# What is the sum of all odd numbers between 0 and 100?

Sep 17, 2015

First, notice an interesting pattern here:

$1 , 4 , 9 , 16 , 25 , \ldots$

The differences between perfect squares (starting at $1 - 0 = 1$) is:

$1 , 3 , 5 , 7 , 9 , \ldots$

The sum of $1 + 3 + 5 + 7 + 9$ is $25$, the ${5}^{\text{th}}$ nonzero square.

Let's take another example. You can quickly prove that:

$1 + 3 + 5 + 7 + 9 + 11 + 13 + 15 + 17 + 19 = 100$

There are $\frac{19 + 1}{2} = 10$ odd numbers here, and the sum is ${10}^{2}$.
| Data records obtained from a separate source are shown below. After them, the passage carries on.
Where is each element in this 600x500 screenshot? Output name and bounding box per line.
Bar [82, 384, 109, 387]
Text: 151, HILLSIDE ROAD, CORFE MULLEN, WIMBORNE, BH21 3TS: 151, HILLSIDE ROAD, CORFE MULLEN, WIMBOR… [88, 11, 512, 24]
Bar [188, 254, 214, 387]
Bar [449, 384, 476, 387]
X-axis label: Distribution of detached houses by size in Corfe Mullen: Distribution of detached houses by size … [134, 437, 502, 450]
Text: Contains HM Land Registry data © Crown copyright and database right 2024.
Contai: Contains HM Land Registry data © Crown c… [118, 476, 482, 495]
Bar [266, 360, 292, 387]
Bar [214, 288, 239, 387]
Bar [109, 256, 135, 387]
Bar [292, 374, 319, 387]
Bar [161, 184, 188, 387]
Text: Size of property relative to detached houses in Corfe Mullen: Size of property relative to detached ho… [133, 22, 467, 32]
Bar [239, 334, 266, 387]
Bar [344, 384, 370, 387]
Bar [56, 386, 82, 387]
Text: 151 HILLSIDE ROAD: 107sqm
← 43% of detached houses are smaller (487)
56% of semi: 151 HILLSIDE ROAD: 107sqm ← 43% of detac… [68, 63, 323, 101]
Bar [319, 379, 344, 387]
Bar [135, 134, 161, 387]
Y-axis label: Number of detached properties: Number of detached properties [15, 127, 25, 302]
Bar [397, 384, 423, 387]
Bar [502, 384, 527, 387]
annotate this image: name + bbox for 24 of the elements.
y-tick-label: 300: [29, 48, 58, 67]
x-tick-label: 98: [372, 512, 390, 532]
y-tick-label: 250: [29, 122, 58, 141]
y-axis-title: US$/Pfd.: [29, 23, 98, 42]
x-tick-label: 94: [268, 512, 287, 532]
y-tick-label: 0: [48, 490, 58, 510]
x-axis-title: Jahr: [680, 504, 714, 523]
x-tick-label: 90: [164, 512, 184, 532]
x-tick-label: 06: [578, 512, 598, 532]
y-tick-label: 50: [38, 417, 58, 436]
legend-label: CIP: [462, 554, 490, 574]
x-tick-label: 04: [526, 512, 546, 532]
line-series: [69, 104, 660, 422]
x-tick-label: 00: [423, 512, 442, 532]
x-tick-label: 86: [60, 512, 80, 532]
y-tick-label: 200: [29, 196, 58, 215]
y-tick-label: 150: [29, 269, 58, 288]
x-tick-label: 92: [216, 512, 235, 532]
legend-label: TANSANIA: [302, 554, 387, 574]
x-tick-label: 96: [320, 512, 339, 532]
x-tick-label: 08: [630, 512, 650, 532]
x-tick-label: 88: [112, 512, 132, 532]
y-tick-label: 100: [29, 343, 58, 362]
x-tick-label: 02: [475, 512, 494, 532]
Therefore, the sum of $1 + 3 + 5 + \ldots + 99$ is simply:

${\left(\frac{99 + 1}{2}\right)}^{2} = \textcolor{b l u e}{2500}$

Formally, you can write this as:

$\textcolor{g r e e n}{{\sum}_{n = 1}^{N} \left(2 n - 1\right) = 1 + 3 + 5 + \ldots + \left(2 N - 1\right) = {\left(\frac{N + 1}{2}\right)}^{2}}$

where $N$ is the last number in the sequence and $n$ is the index of each number in the sequence. So, the ${50}^{\text{th}}$ number in the sequence is $2 \cdot 50 - 1 = 99$, and the sum all the way up to that is ${\left(\frac{99 + 1}{2}\right)}^{2} = 2500$.